FIG. 4.

Activity of the hPRC-H complex. (A) Map of the 5S array used in the restriction enzyme and MNase assays. The HhaI site is indicated. (B) Restriction enzyme assay (REA). One nanogram (8 fmol) of nucleosomes was preincubated with increasing amounts of dPRC1 or hPRC-H from M33- and Bmi1-tagged lines. Lanes: 1, no-Swi/Snf control; 2, Swi/Snf (100 ng) only; 3 to 6, ∼0.4, 1.2, 4, and 12 fmol of hPRC-H (M33); 7 to 10, ∼1.2, 3.6, 12, and 36 fmol of hPRC-H (Bmi1). The percentage of template cut by HhaI is indicated under each lane. (C) Quantification of inhibition of remodeling. Same as panel B but with 80 fmol of nucleosomes.
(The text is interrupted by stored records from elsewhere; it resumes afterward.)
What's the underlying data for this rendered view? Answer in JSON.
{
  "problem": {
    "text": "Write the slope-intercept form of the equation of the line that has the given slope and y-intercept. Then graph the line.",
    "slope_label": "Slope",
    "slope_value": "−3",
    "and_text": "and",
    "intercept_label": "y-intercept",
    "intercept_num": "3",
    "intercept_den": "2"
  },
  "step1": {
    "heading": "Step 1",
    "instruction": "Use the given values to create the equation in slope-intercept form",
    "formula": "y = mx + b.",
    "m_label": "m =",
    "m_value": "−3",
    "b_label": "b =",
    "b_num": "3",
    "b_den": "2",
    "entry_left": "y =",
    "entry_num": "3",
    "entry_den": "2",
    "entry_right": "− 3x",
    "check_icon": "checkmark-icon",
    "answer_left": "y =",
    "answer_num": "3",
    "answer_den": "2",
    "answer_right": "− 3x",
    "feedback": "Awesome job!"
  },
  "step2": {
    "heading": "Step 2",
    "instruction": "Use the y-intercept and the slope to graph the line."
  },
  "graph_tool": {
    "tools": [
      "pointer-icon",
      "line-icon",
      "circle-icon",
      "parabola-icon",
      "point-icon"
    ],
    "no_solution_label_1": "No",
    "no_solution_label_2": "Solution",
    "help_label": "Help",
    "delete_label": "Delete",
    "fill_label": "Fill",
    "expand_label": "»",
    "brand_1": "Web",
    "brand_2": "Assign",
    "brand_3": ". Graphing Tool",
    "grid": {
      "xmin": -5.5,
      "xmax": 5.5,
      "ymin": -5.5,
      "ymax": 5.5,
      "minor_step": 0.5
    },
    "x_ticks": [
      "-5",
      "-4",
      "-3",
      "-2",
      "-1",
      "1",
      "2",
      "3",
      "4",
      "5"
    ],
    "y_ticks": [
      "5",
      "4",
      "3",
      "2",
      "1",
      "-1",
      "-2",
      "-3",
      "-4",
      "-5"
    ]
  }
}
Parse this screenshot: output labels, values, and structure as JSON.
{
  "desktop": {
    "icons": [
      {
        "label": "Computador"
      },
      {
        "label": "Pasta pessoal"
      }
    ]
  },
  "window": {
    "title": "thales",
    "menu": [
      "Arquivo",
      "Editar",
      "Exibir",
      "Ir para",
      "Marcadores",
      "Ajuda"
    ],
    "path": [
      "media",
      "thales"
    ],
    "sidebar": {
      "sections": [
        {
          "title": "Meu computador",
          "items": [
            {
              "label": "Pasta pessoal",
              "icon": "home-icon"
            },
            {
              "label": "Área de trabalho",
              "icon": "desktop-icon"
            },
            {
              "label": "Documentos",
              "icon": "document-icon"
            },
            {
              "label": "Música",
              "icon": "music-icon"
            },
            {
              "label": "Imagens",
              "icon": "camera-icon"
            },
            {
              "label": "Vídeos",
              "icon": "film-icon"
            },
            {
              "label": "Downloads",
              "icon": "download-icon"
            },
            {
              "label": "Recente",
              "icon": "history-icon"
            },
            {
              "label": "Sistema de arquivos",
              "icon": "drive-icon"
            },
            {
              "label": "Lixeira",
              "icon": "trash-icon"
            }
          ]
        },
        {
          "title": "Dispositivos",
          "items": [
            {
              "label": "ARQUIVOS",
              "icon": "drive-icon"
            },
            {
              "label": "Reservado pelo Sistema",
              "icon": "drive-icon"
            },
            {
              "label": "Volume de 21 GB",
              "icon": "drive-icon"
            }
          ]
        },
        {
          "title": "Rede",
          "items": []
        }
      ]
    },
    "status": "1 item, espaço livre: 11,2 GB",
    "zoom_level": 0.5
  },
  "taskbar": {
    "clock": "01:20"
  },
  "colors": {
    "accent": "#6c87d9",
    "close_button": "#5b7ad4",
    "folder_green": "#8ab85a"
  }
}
The amount (nanograms) of PRC added was calculated by Bradford analysis and comparative silver staining. Molar amounts were determined with an estimate of 500 kDa as the mass of hPRC-H (see Materials and Methods). Half-maximal repression occurs at ratios of hPRC-H to nucleosomes of approximately 1:8. Est. mol, estimated number of moles. (D) Topological assay. Nucleosomal plasmids were preincubated with hPRC-H for 15 min before being challenged with 100 ng of Swi/Snf and 4 U of topoisomerase I. Remodeled templates are visualized as slower-migrating topoisomers. Increasing amounts of hPRC-H increase the inhibition of Swi/Snf remodeling. Lanes: 1, no-Swi/Snf control; 2, Swi/Snf only; 3 to 6, titration of M33F hPRC-H as in panel B. R, relaxed; ∗, linear; S, fully negatively supercoiled.